Hrant Dink Vakfı’nın 2011 yılından bu yana yürüttüğü sözlü tarih projesi ‘Sessizliğin Sesi’ kapsamında üçüncü kitap yayınlandı. Sessizliğin Sesi’nde bu yıl Ankaralı Ermeniler konuşuyor.
Proje kapsamında ‘Türkiyeli Ermeniler Konuşuyor’, ‘Diyarbakırlı Ermeniler Konuşuyor’un ardından yayınlanan ‘Ankaralı Ermeniler Konuşuyor’ kitabı için 10 Ankaralı Ermeni ile mülakatlar gerçekleştirildi.
Kitapta 1915’te tehcir kanununun çıkarılması ile evleri mühürlenen ve 25 gün garda bekletildikten sonra Eskişehir ve Konya’ya yollanarak, orada, Suriye’ye giden tehcir hattına katılan Ermenilerin hikayelerinin anlatılıyor.
1915 deneyimlerini yaşayanlar tarafından, dönemin anlatıldığı, Raymond H. Kévorkian’ın giriş yazısını, Özgür Bal’ın ise son sözü yazdığı kitap şöyle tanıtılıyor:
“Birinci Dünya Savaşı’nın arifesinde Ankara Sancağı’ndaki 28.858 kişilik Ermeni nüfusun yarısı, vilayetin yönetim merkezi olan Ankara’da ikamet etmekteydi. Ankara’daki cemaatin ayırt edici özelliği, Katolik mezhebine mensup olanların oranıydı: 1914 yılındaki sayıma göre, şehirdeki 11.246 kişilik Ermeni, nüfusun yüzde 70’ine tekabül ediyordu. Bir diğer özellikleri, yazı dilinde Ermenice harfli Türkçeyi kullanmakla beraber, konuşma dilinde Türkçeyi benimsemiş olmalarıydı. (…)
Şehrin eğitim altyapısı da oldukça gelişmişti: Katoliklere ait altı kurum (1.200 öğrenci); Apostoliklere ait üç okul ve kolej (400 öğrenci), iki meslek okulu, iki çocuk yuvası; Protestanlara ait iki yapı. Toplamda bu okullara devam eden öğrenci sayısı iki binin üzerindeydi. Buna karşılık, nüfusun epeyce bir kısmı hâlâ Türkçe konuşuyordu; Ermeni dilinin yaygınlaşması yavaş ilerliyordu. (…)
Eylül 1915 başlarında kadın, çocuk, yaşlı, Ankaralı Apostolik ve Katolikler, polis tarafından mühürlenen evlerinden çıkarıldılar.
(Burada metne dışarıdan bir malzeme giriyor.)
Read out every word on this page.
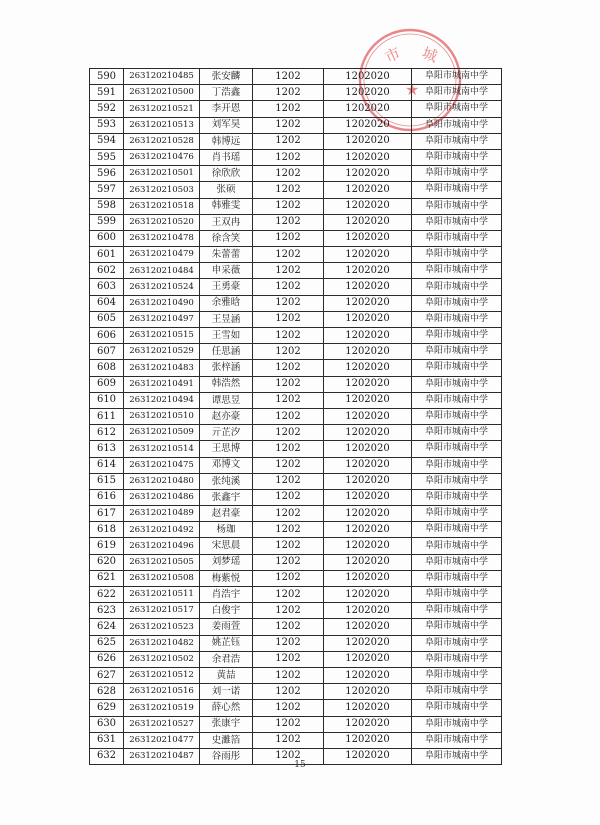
市 城
★
590	263120210485	张安麟	1202	1202020	阜阳市城南中学
591	263120210500	丁浩鑫	1202	1202020	阜阳市城南中学
592	263120210521	李开恩	1202	1202020	阜阳市城南中学
593	263120210513	刘军昊	1202	1202020	阜阳市城南中学
594	263120210528	韩博远	1202	1202020	阜阳市城南中学
595	263120210476	肖书瑶	1202	1202020	阜阳市城南中学
596	263120210501	徐欣欣	1202	1202020	阜阳市城南中学
597	263120210503	张硕	1202	1202020	阜阳市城南中学
598	263120210518	韩雅雯	1202	1202020	阜阳市城南中学
599	263120210520	王双冉	1202	1202020	阜阳市城南中学
600	263120210478	徐含笑	1202	1202020	阜阳市城南中学
601	263120210479	朱蕾蕾	1202	1202020	阜阳市城南中学
602	263120210484	申采薇	1202	1202020	阜阳市城南中学
603	263120210524	王勇豪	1202	1202020	阜阳市城南中学
604	263120210490	余雅晗	1202	1202020	阜阳市城南中学
605	263120210497	王昱涵	1202	1202020	阜阳市城南中学
606	263120210515	王雪如	1202	1202020	阜阳市城南中学
607	263120210529	任思涵	1202	1202020	阜阳市城南中学
608	263120210483	张梓涵	1202	1202020	阜阳市城南中学
609	263120210491	韩浩然	1202	1202020	阜阳市城南中学
610	263120210494	谭思昱	1202	1202020	阜阳市城南中学
611	263120210510	赵亦豪	1202	1202020	阜阳市城南中学
612	263120210509	亓芷汐	1202	1202020	阜阳市城南中学
613	263120210514	王思博	1202	1202020	阜阳市城南中学
614	263120210475	邓博文	1202	1202020	阜阳市城南中学
615	263120210480	张纯溪	1202	1202020	阜阳市城南中学
616	263120210486	张鑫宇	1202	1202020	阜阳市城南中学
617	263120210489	赵君豪	1202	1202020	阜阳市城南中学
618	263120210492	杨珈	1202	1202020	阜阳市城南中学
619	263120210496	宋思晨	1202	1202020	阜阳市城南中学
620	263120210505	刘梦瑶	1202	1202020	阜阳市城南中学
621	263120210508	梅紫悦	1202	1202020	阜阳市城南中学
622	263120210511	肖浩宇	1202	1202020	阜阳市城南中学
623	263120210517	白俊宇	1202	1202020	阜阳市城南中学
624	263120210523	姜雨萱	1202	1202020	阜阳市城南中学
625	263120210482	姚芷钰	1202	1202020	阜阳市城南中学
626	263120210502	余君浩	1202	1202020	阜阳市城南中学
627	263120210512	黄喆	1202	1202020	阜阳市城南中学
628	263120210516	刘一诺	1202	1202020	阜阳市城南中学
629	263120210519	薛心然	1202	1202020	阜阳市城南中学
630	263120210527	张康宇	1202	1202020	阜阳市城南中学
631	263120210477	史濉箔	1202	1202020	阜阳市城南中学
632	263120210487	谷雨彤	1202	1202020	阜阳市城南中学
15
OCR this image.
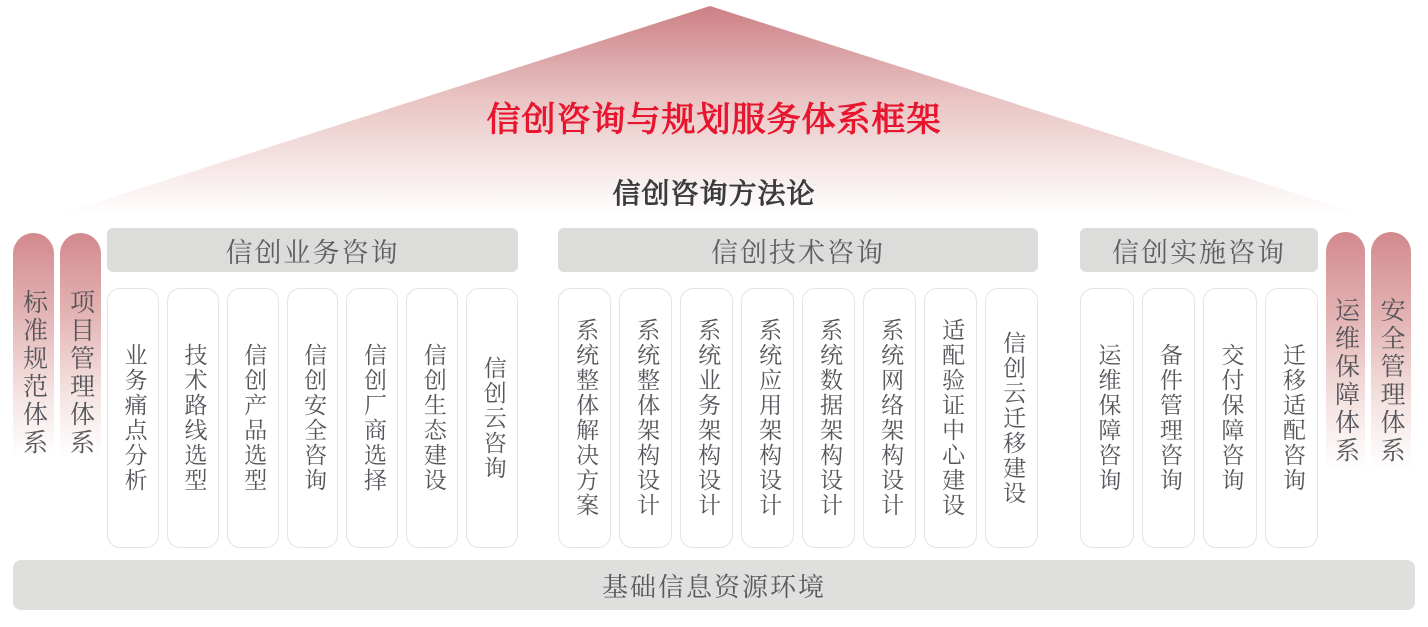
信创咨询与规划服务体系框架
信创咨询方法论
标准规范体系 项目管理体系
信创业务咨询
业务痛点分析 技术路线选型 信创产品选型 信创安全咨询 信创厂商选择 信创生态建设 信创云咨询
信创技术咨询
系统整体解决方案 系统整体架构设计 系统业务架构设计 系统应用架构设计 系统数据架构设计 系统网络架构设计 适配验证中心建设 信创云迁移建设
信创实施咨询
运维保障咨询 备件管理咨询 交付保障咨询 迁移适配咨询 运维保障体系 安全管理体系
基础信息资源环境
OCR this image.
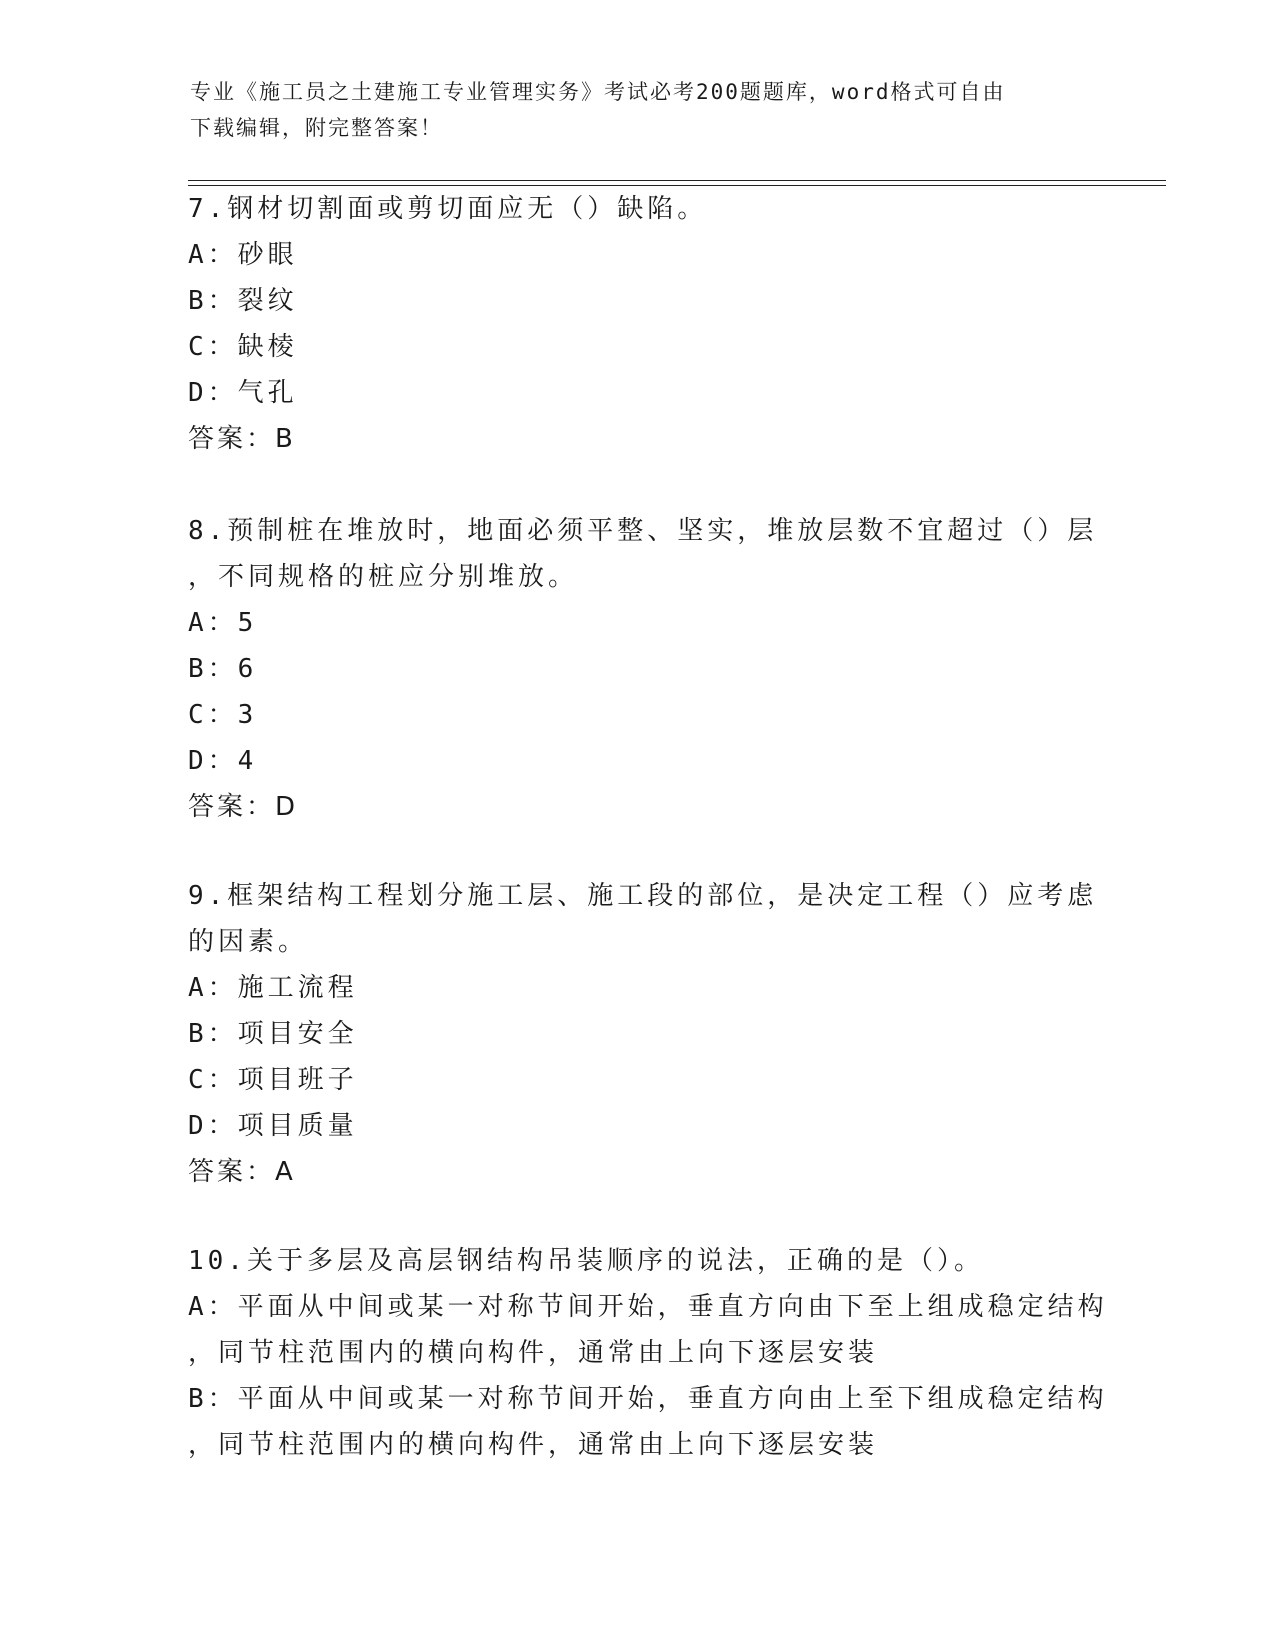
专业《施工员之土建施工专业管理实务》考试必考200题题库，word格式可自由
下载编辑，附完整答案！
7.钢材切割面或剪切面应无（）缺陷。
A：砂眼
B：裂纹
C：缺棱
D：气孔
答案：B
8.预制桩在堆放时，地面必须平整、坚实，堆放层数不宜超过（）层
，不同规格的桩应分别堆放。
A：5
B：6
C：3
D：4
答案：D
9.框架结构工程划分施工层、施工段的部位，是决定工程（）应考虑
的因素。
A：施工流程
B：项目安全
C：项目班子
D：项目质量
答案：A
10.关于多层及高层钢结构吊装顺序的说法，正确的是（）。
A：平面从中间或某一对称节间开始，垂直方向由下至上组成稳定结构
，同节柱范围内的横向构件，通常由上向下逐层安装
B：平面从中间或某一对称节间开始，垂直方向由上至下组成稳定结构
，同节柱范围内的横向构件，通常由上向下逐层安装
Sayıları binleri bulan kitle, şehrin dışındaki garda bir araya getirildi. Burada, en az 25 gün kaldılar. Bu süre, mallarını ellerinden çekip almaya ve genç kızlar arasında en çekici olanları ihtidaya ve bir Müslümanla evlenmeye ikna etmeye yetecek uzunluktaydı. Teklifi kabul edenlerin şehre dönmesine izin verildi, diğerleri, nihayetinde Eskişehir ve Konya’ya yollanarak, orada, Suriye’ye giden tehcir hattına katıldılar. (…)
Türkiye Cumhuriyeti’nin ilk yıllarında, iç vilayetlerden gelen (bazısı kimi vilayetlerdeki güvensiz koşullar sebebiyle yer değiştirmek durumunda kalmış) belli sayıda muhacir, Ankara’ya yerleşti. Bazısı savaş sırasında Müslüman olmuş, bazısı da -özellikle genç kadınlar- müstakbel eşlerinin idareden aldığı izinle şehrin Türk sakinleriyle evlenmişlerdi. Ankara’ya yerleşebilmelerini sağlayacak idari belgeyi almayı başaranlar da vardı, yalnız bu, ancak ve ancak ihtida etmek şartıyla mümkündü.
Okuyacağınız sayfalardaki tanıklıkların büyük bölümü, kuvvetle muhtemel, her biri kendine has bir deneyim yaşamış olan bu ailelerin mensuplarına aittir.”